Memorial of Saint Cecilia, martyr
(I Maccabees 4:36-37.52-59; Luke 19:45-48)
Today’s first reading from I Maccabees gives the biblical reference for the contemporary Jewish celebration of Hanukkah. The passage tells of how the Jews burnt offerings and sang hymns of praise for eight days to celebrate the rededication of the Temple 165 years or so before Jesus’ birth. According to one tradition after plans for the festivity were decreed, the people discovered that there was only enough consecrated oil left to burn for one day. Undeterred, they went ahead with the celebration as planned and to their amazement found the oil burning for the full eight days. For this reason Hanukkah is sometimes called the “Feast of Lights.” As a testimony to the miracle of the oil, Jews today will eat fried foods throughout the eight-day celebration of Hanukkah.
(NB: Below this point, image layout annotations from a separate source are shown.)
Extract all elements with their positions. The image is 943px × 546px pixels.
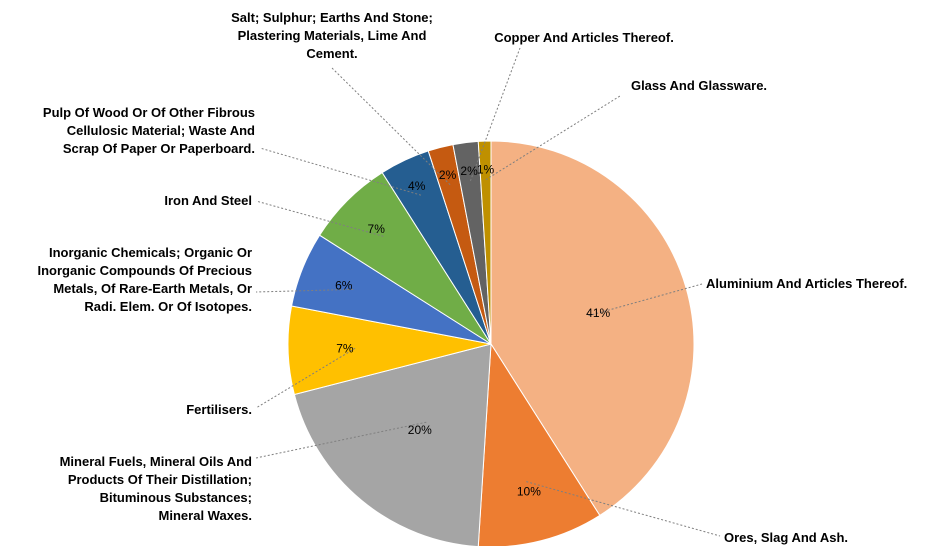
pie-slice <box>490 140 695 517</box>
slice-percent-label: 7% <box>336 342 354 356</box>
category-label: Fertilisers. <box>186 402 252 417</box>
pie-slice <box>477 342 601 546</box>
slice-percent-label: 1% <box>477 163 495 177</box>
leader-line <box>255 347 356 409</box>
category-label: Copper And Articles Thereof. <box>494 30 674 45</box>
slice-percent-label: 2% <box>439 168 457 182</box>
pie-slice <box>477 140 492 345</box>
category-label: Ores, Slag And Ash. <box>724 530 848 545</box>
slice-percent-label: 6% <box>335 279 353 293</box>
slice-percent-label: 20% <box>408 423 432 437</box>
slice-percent-label: 2% <box>460 164 478 178</box>
category-label: Pulp Of Wood Or Of Other Fibrous Cellulos… <box>43 105 255 156</box>
category-label: Aluminium And Articles Thereof. <box>706 276 907 291</box>
category-label: Glass And Glassware. <box>631 78 767 93</box>
slice-percent-label: 41% <box>586 306 610 320</box>
category-label: Inorganic Chemicals; Organic Or Inorganic… <box>37 245 252 314</box>
leader-line <box>255 288 354 293</box>
pie-slices <box>287 140 695 546</box>
slice-percent-label: 4% <box>408 179 426 193</box>
pie-slice <box>293 343 492 546</box>
slice-percent-label: 7% <box>368 222 386 236</box>
category-label: Iron And Steel <box>164 193 252 208</box>
leader-line <box>255 421 427 459</box>
category-label: Mineral Fuels, Mineral Oils And Products … <box>60 454 252 523</box>
category-label: Salt; Sulphur; Earths And Stone; Plasteri… <box>231 10 433 61</box>
percent-labels: 41%10%20%7%6%7%4%2% 2% 1% <box>335 163 610 499</box>
slice-percent-label: 10% <box>517 485 541 499</box>
leader-lines <box>255 47 721 537</box>
leader-line <box>526 481 721 537</box>
category-labels: Aluminium And Articles Thereof. Ores, Sla… <box>37 10 907 545</box>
Jesus not only celebrated the Feast of the Dedication of the Temple, as Hanukkah is more traditionally named, he had a great sensibility for the Temple as the meeting place of God and humanity. For this reason he chases the money changers from its confines as today’s gospel relates. His followers later noted how Jesus himself is the prime referent for the human encounter with God and in this sense has replaced the Temple. Nevertheless, Christians still need places to pray so they construct temples, which in English at least are usually called churches. But at the dedication of Catholic churches it is always Jesus who is glorified.